Tony Whitten, Fauna & Flora International’s Asia regional director, says the humble snail should not be seen as any less important than iconic species. “Snails have a marketing problem because they are small and in general are considered joke animals because they are slow and slimy,” he says.

“But they have beautiful shapes and colours and on a personal level I abhor the idea of extinctions when it results from deliberate ignorance. A species is a species and we are morally bound to protect them. When I ask people why they think snails are less worthy, they don’t really have an answer.

“Some people may see species such as the bluefin tuna as being more important but that is only because we can identify with them because of their size and the fact we like to eat them.”

Whitten says the reason the cement industry has been able to escape scrutiny until now is because limestone is not considered a strategic mineral so regulation tends to be governed at a local level, and because the companies rarely need international financing. Cement is a basic commodity and margins are razor thin. Whitten says because companies focus on volume to maintain profits, they are unhappy to set aside protected areas within quarrying sites.

It is not only in Malaysia where snails and other species are at risk from the cement industry. “This is a global issue,” he says. “Wherever in the world limestone occurs it has a special fauna and flora but the problems are especially acute in countries such as China, Indonesia, Vietnam, and the US where you get isolated limestone hills.”

A common problem among cement mining companies, according to Whitten, is that environmental impact assessments they carry out are often of a poor quality and focus on birds and mammals and don’t give enough attention to limestone-associated species.

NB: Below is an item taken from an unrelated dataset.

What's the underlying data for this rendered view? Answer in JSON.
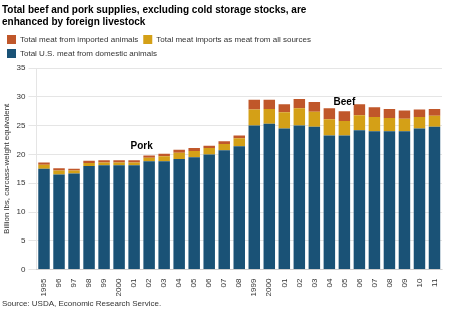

The reports are not made public and cannot be scrutinised independently.

Worse still, Whitten says the cement industry has become fixated with trumpeting the restoration of sites they destroy, rather than taking a rational, proactive landscape approach which would include sustainable management and protection.

“No cement business has ever admitted the scale of the problem,” he says. “They tout their biodiversity pages in their websites and sustainability reports with pictures of ducks and frogs and children enjoying the wetlands created from the hills they remove. They give and receive prizes for their restoration work – but do not acknowledge what is being lost.”

The snail at Lafarge’s quarry was named after the company to make it pay attention to inconspicuous animals. “They would never have taken note of the snail unless the scientists had named it after them,” Whitten says. “Lafarge did not like it ... But the reality is I had been talking with them for 15 years and you get to the point where that discussion gets nowhere. This led Fauna & Flora International to resign from their international biodiversity panel. We are, though, having positive discussions with the local senior management.”

The IUCN’s Red List, the world’s most comprehensive information source on the global conservation status of plant, animal and fungi species, shows that Plectostoma sciaphilum is one of 901 species of the 76,199 assessed to have become extinct through fishing, logging, mining and agriculture.